Wer kommt den da übers Mittelmeer? Hilflose Frauen und Kinder? Nein, es sind doch über 70% junge, wohlgenährte Männer. Männer, die eigentlich in ihrer Heimat gebraucht werden.
Wenn alle wegrennen, haben die dortigen Machthaber doch gewonnen, können machen was sie wollen.

Die hohe Geburtenrate in der Vergangenheit und Zukunft ist eine bedeutende Ursache des Flüchtlingsproblems.

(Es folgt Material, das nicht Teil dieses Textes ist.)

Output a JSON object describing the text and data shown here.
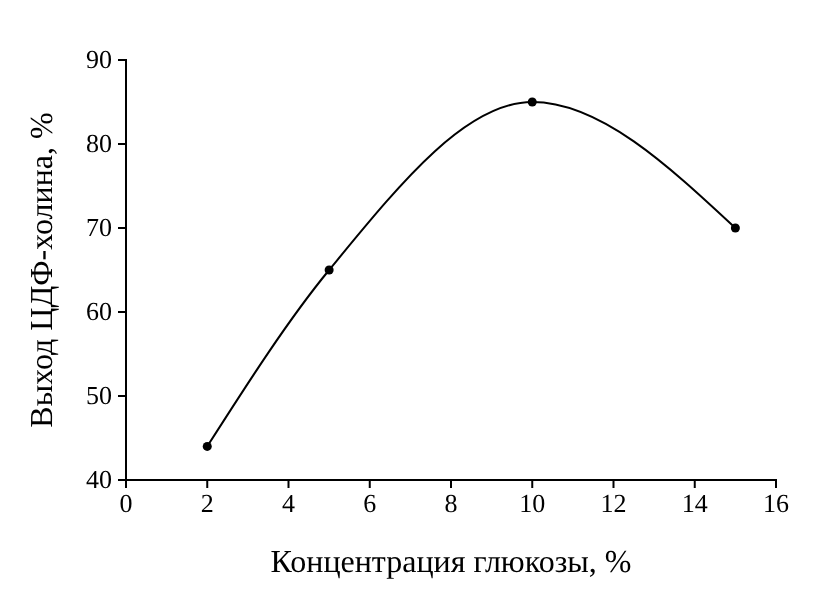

Aber das Thema ist ja aus religiösen Gründen tabu. Dabei wird hier ein kollektiver Selbstmord begangen. Die Christen gefallen sich darin, die barmherzigen Samariter zu spielen. Die Muslime gefallen sich darin, den Westen zu unterwandern und scheibchenweise zu islamisieren. So, wie sie es mit zahlreichen anderen ehemals christlichen, buddhistischen oder hinduistischen Ländern gemacht haben.

Seenotrettung ok. Aber das kann doch nicht bedeuten, dass die "Flüchtlinge" 300 km nach Europa gefahren werden, statt 30 km bis zur nächsten Küste.

Wenn man mal genauer hinschaut, merkt man, dass die allermeisten gar keine Kriegsflüchtlinge oder Verfolgte sind. Viele haben ihren Job daheim gekündigt, ihr Haus verkauft, weil sie in Deutschland das gleiche Einkommen, jedoch ohne Arbeit, erhalten. Selbst wenn sie in Syrien geboren sind, leben sie oft nicht in Kriegsgebieten, sondern beispielsweise auch in Saudiarabien oder Dubai.